Y al terminar esa jornada, mientras levantaban colectivos despejando la avenida, volviste a tu casa. Plato de sopa caliente y un diccionario para buscar esa palabra nueva que oíste en la asamblea.

Ecos apagados de la noche de nuestro secuestro siguen resonando en el asilo, en esa equina oscura del salón en la que nadie acierta a desentrañar con quien comparten en realidad su confinamiento.
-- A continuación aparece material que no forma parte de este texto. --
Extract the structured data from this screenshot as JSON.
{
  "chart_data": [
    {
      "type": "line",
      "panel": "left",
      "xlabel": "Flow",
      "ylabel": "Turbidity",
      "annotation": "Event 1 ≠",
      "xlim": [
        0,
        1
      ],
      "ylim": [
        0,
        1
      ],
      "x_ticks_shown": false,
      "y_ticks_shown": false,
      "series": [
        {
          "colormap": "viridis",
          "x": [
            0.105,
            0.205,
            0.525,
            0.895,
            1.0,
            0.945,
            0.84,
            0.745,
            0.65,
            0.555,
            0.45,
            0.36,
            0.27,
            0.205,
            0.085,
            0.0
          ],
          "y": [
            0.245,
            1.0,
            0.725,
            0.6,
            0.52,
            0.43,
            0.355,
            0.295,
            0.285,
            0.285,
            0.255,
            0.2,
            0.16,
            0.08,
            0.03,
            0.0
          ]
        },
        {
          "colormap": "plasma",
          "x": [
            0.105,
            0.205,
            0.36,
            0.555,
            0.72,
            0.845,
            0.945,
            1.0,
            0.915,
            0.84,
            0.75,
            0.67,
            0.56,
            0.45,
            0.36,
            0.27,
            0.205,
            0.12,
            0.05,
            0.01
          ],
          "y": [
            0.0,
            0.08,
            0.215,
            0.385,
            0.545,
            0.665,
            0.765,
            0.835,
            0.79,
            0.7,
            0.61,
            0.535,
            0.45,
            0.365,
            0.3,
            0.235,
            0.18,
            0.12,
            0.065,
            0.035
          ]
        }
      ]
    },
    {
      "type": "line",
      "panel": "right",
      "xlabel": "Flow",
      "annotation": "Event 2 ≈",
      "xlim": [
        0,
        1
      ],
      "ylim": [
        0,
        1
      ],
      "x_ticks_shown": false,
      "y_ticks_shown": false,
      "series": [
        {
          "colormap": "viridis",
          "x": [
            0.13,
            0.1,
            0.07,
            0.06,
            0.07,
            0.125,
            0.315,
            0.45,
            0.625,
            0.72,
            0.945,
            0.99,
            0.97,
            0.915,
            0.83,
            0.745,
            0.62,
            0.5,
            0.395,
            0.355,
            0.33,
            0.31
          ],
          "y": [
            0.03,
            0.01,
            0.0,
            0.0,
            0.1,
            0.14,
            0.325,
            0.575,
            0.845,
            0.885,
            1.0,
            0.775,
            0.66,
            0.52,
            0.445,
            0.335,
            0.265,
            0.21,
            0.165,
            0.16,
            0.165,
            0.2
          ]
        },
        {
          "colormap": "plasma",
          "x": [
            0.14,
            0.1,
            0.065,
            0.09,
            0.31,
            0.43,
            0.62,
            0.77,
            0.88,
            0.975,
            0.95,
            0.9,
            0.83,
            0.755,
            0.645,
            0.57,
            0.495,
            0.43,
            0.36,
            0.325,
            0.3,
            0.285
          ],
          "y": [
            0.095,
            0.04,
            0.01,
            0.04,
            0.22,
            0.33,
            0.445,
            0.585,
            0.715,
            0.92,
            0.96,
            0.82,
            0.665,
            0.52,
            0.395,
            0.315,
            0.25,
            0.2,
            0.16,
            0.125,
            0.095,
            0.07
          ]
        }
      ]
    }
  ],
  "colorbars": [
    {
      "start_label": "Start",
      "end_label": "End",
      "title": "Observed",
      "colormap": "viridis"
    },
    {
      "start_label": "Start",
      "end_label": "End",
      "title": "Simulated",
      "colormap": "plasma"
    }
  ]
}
Ahora en el asilo, entre sueños añejos, asoma el viejo anarquista, Trobina, que escribía con carbón en las paredes de la estación de Tacañitas consignas para derribar muros y quizás construir un mundo mejor. Una caligrafía de batalla, pero legible. Entre ginebras y cervezas los parroquianos se preguntan para quién carajo escribe Trobina… y mientras Changui de pantalones cortos, aprende de reojo como se juega al truco, sale disparado para el andén, para ver qué escribió ese viejo anarco con un tizón apagando. Qué escribió o que encendió en aquella pared de la estación.